Attentats à Paris: ce qu'on sait des assaillants

Au moins huit assaillants ayant mené des attaques dans sept lieux différents de Paris sont morts vendredi soir. Sept d'entre eux ont actionné la ceinture d'explosifs qu'ils portaient. Pour l'heure, ces attentats n'ont pas été officiellement revendiqués. Ils ont pour autant fait 128 morts au moins, selon un bilan provisoire, et environ 180 blessés dont 80 se trouvent en urgence absolue.

Pour le moment, on ne sait pas grand-chose des assaillants. Ces attaques n'ont pas été revendiquées officiellement. Rien n'a été dévoilé par les services judiciaires.

La priorité des policiers, cette nuit, était de cibler le plus vite possible l'environnement des terroristes, tenter d'identifier d'éventuels complices ou coauteurs toujours dans la nature. Une tâche difficile car on sait qu'ils utilisent des modes d'action très cloisonnés.

Une méthode qui rappelle celle de groupes jihadistes

Premier constat cependant, le mode d'action rappelle celui prôné par le groupe Etat islamique. C'est la méthode Charlie : utiliser plusieurs kamikazes lors d'actions coordonnées.
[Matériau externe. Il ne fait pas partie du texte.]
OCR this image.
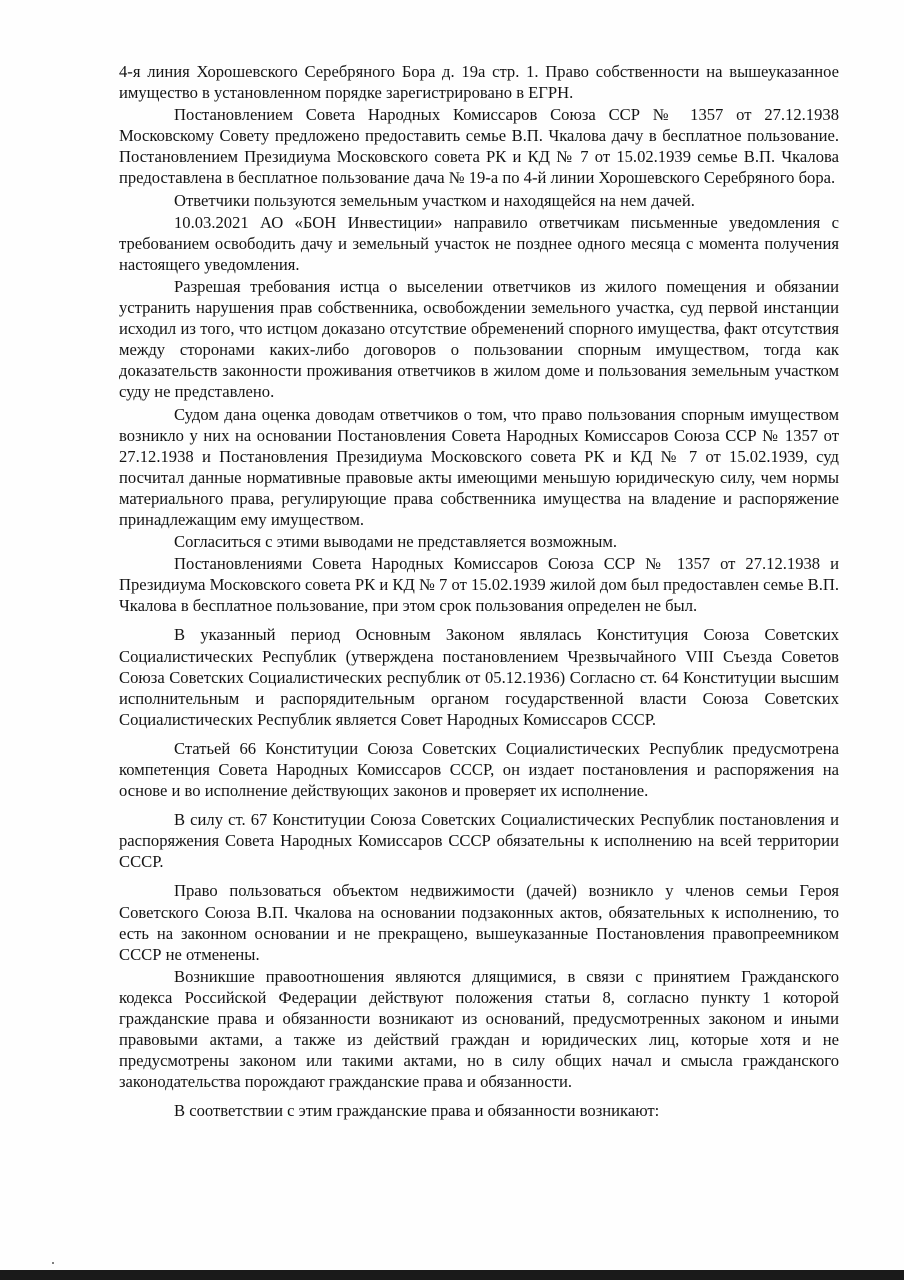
4-я линия Хорошевского Серебряного Бора д. 19а стр. 1. Право собственности на вышеуказанное имущество в установленном порядке зарегистрировано в ЕГРН.

Постановлением Совета Народных Комиссаров Союза ССР № 1357 от 27.12.1938 Московскому Совету предложено предоставить семье В.П. Чкалова дачу в бесплатное пользование. Постановлением Президиума Московского совета РК и КД № 7 от 15.02.1939 семье В.П. Чкалова предоставлена в бесплатное пользование дача № 19-а по 4-й линии Хорошевского Серебряного бора.

Ответчики пользуются земельным участком и находящейся на нем дачей.

10.03.2021 АО «БОН Инвестиции» направило ответчикам письменные уведомления с требованием освободить дачу и земельный участок не позднее одного месяца с момента получения настоящего уведомления.

Разрешая требования истца о выселении ответчиков из жилого помещения и обязании устранить нарушения прав собственника, освобождении земельного участка, суд первой инстанции исходил из того, что истцом доказано отсутствие обременений спорного имущества, факт отсутствия между сторонами каких-либо договоров о пользовании спорным имуществом, тогда как доказательств законности проживания ответчиков в жилом доме и пользования земельным участком суду не представлено.

Судом дана оценка доводам ответчиков о том, что право пользования спорным имуществом возникло у них на основании Постановления Совета Народных Комиссаров Союза ССР № 1357 от 27.12.1938 и Постановления Президиума Московского совета РК и КД № 7 от 15.02.1939, суд посчитал данные нормативные правовые акты имеющими меньшую юридическую силу, чем нормы материального права, регулирующие права собственника имущества на владение и распоряжение принадлежащим ему имуществом.

Согласиться с этими выводами не представляется возможным.

Постановлениями Совета Народных Комиссаров Союза ССР № 1357 от 27.12.1938 и Президиума Московского совета РК и КД № 7 от 15.02.1939 жилой дом был предоставлен семье В.П. Чкалова в бесплатное пользование, при этом срок пользования определен не был.

В указанный период Основным Законом являлась Конституция Союза Советских Социалистических Республик (утверждена постановлением Чрезвычайного VIII Съезда Советов Союза Советских Социалистических республик от 05.12.1936) Согласно ст. 64 Конституции высшим исполнительным и распорядительным органом государственной власти Союза Советских Социалистических Республик является Совет Народных Комиссаров СССР.

Статьей 66 Конституции Союза Советских Социалистических Республик предусмотрена компетенция Совета Народных Комиссаров СССР, он издает постановления и распоряжения на основе и во исполнение действующих законов и проверяет их исполнение.

В силу ст. 67 Конституции Союза Советских Социалистических Республик постановления и распоряжения Совета Народных Комиссаров СССР обязательны к исполнению на всей территории СССР.

Право пользоваться объектом недвижимости (дачей) возникло у членов семьи Героя Советского Союза В.П. Чкалова на основании подзаконных актов, обязательных к исполнению, то есть на законном основании и не прекращено, вышеуказанные Постановления правопреемником СССР не отменены.

Возникшие правоотношения являются длящимися, в связи с принятием Гражданского кодекса Российской Федерации действуют положения статьи 8, согласно пункту 1 которой гражданские права и обязанности возникают из оснований, предусмотренных законом и иными правовыми актами, а также из действий граждан и юридических лиц, которые хотя и не предусмотрены законом или такими актами, но в силу общих начал и смысла гражданского законодательства порождают гражданские права и обязанности.

В соответствии с этим гражданские права и обязанности возникают:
Selon les premiers témoignages recueillis, en tirant dans la foule, les terroristes ont crié « Allah Akbar ». Ils ont aussi invoqué l'intervention militaire française en Syrie pour justifier leur action, a précisé une victime ajoutant : « Je les ai clairement entendu dire : c'est la faute de François Hollande, il n'a pas à intervenir en Syrie. »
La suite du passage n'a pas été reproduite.